Bugün tartıştığımız Anayasa’yı değiştiren, Anayasa’ya o maddeyi koyan Erdoğan. Erdoğan, vakti gelince o maddeye itiraz edileceğini bilmiyor muydu? Elbette biliyordu. Erdoğan, bu itirazlar üzerinden tam da Kılıçdaroğlu’nun söylediği gibi bir mağduriyet çıkarmayı planlamış olabilir. Burada muhalefetin görevi Erdoğan’ın oyununa gelmek değil, Erdoğan’ın oyununu bozmaya çalışmak olmalıdır.
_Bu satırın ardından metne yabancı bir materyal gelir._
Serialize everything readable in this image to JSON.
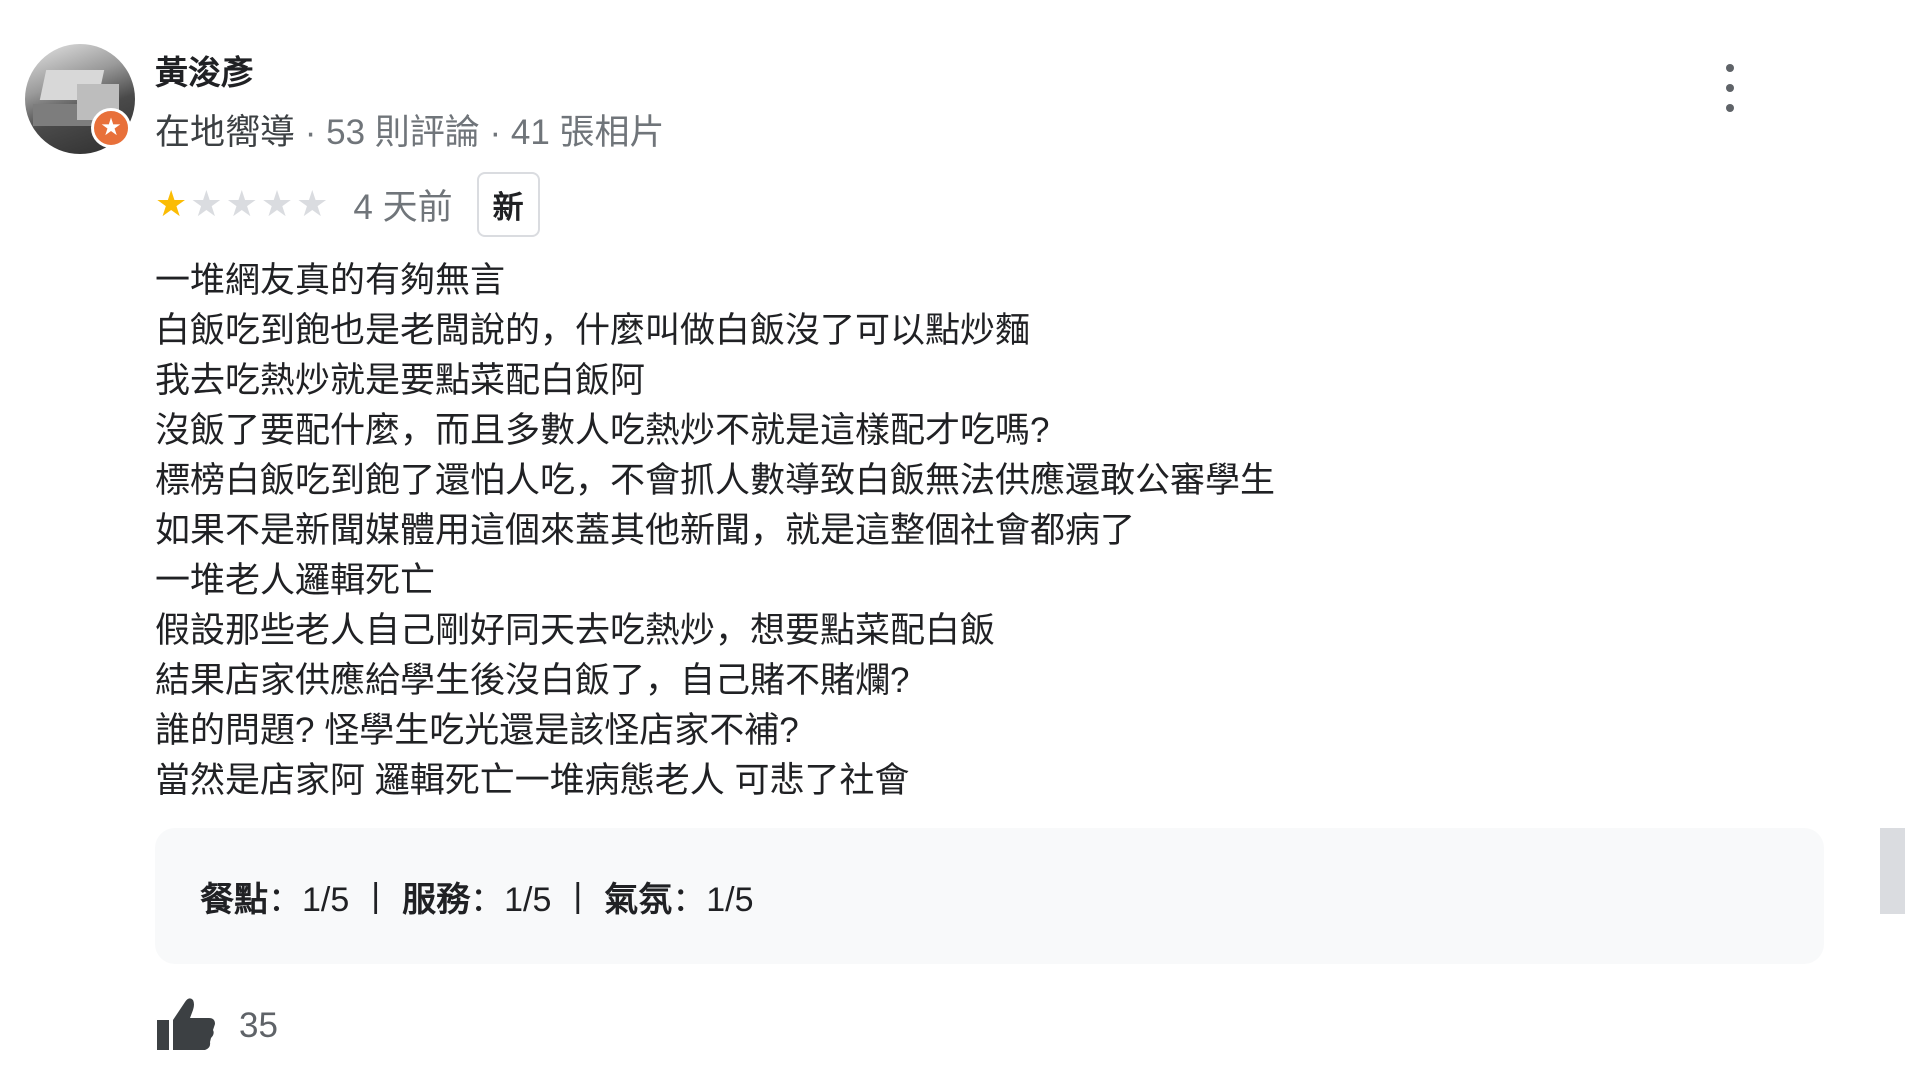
{
  "author": {
    "name": "黃浚彥",
    "level": "在地嚮導",
    "meta": " · 53 則評論 · 41 張相片"
  },
  "rating": {
    "stars": 1,
    "max_stars": 5,
    "time_ago": "4 天前",
    "badge": "新"
  },
  "review_lines": [
    "一堆網友真的有夠無言",
    "白飯吃到飽也是老闆說的，什麼叫做白飯沒了可以點炒麵",
    "我去吃熱炒就是要點菜配白飯阿",
    "沒飯了要配什麼，而且多數人吃熱炒不就是這樣配才吃嗎?",
    "標榜白飯吃到飽了還怕人吃，不會抓人數導致白飯無法供應還敢公審學生",
    "如果不是新聞媒體用這個來蓋其他新聞，就是這整個社會都病了",
    "一堆老人邏輯死亡",
    "假設那些老人自己剛好同天去吃熱炒，想要點菜配白飯",
    "結果店家供應給學生後沒白飯了，自己賭不賭爛?",
    "誰的問題? 怪學生吃光還是該怪店家不補?",
    "當然是店家阿 邏輯死亡一堆病態老人 可悲了社會"
  ],
  "subratings": [
    {
      "label": "餐點",
      "value": "：1/5"
    },
    {
      "label": "服務",
      "value": "：1/5"
    },
    {
      "label": "氣氛",
      "value": "：1/5"
    }
  ],
  "separator": "|",
  "likes": "35",
  "colors": {
    "star_full": "#fbbc04",
    "star_empty": "#dadce0",
    "guide_badge": "#e8703a"
  },
  "icons": {
    "more": "more-vert-icon",
    "like": "thumbs-up-icon",
    "guide": "local-guide-star-icon"
  }
}
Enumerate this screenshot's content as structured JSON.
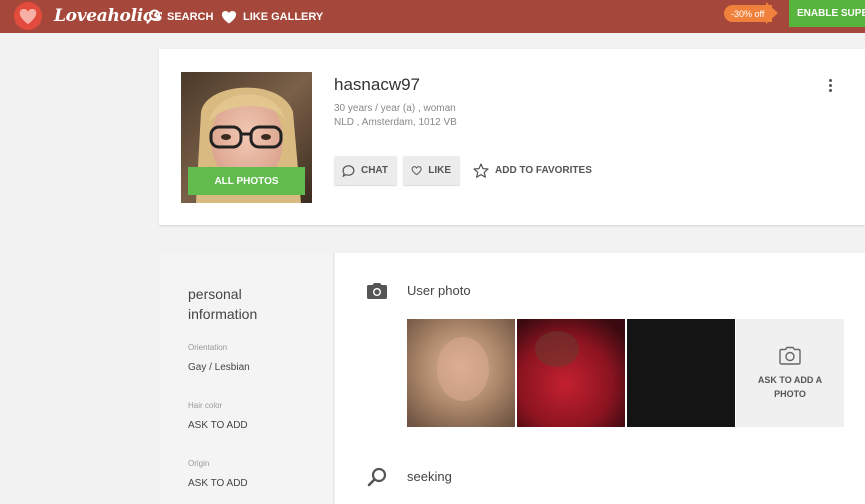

Tek adam rejiminin çarpık ve hukuksuz uygulamalarına itiraz etmek yerine Erdoğan’ın önünü açan Kılıçdaroğlu, “Bu konu yerine ekonomiyi konuşacağız.” demiş. Ancak bu konuda da muhalefetin konuşacak pek bir şeyi kalmadı. Erdoğan, son bir kaç aydır yaptığı seçim hamleleriyle bol keseden seçim rüşveti dağıtıp oylarını artırma çabasına girerken, muhalefet hâlâ havanda su dövmeye devam ediyor.
Türkiye, tarihinin bile belli olduğu en kritik seçim sürecine girerken, Erdoğan’ın en büyük kozunun bizzat ana muhalefet lideri Kılıçdaroğlu olduğu görülüyor. Oldu olacak, Erdoğan mağdur olmasın diye Kılıçdaroğlu, muhalefeti seçime sokmasın, olsun bitsin.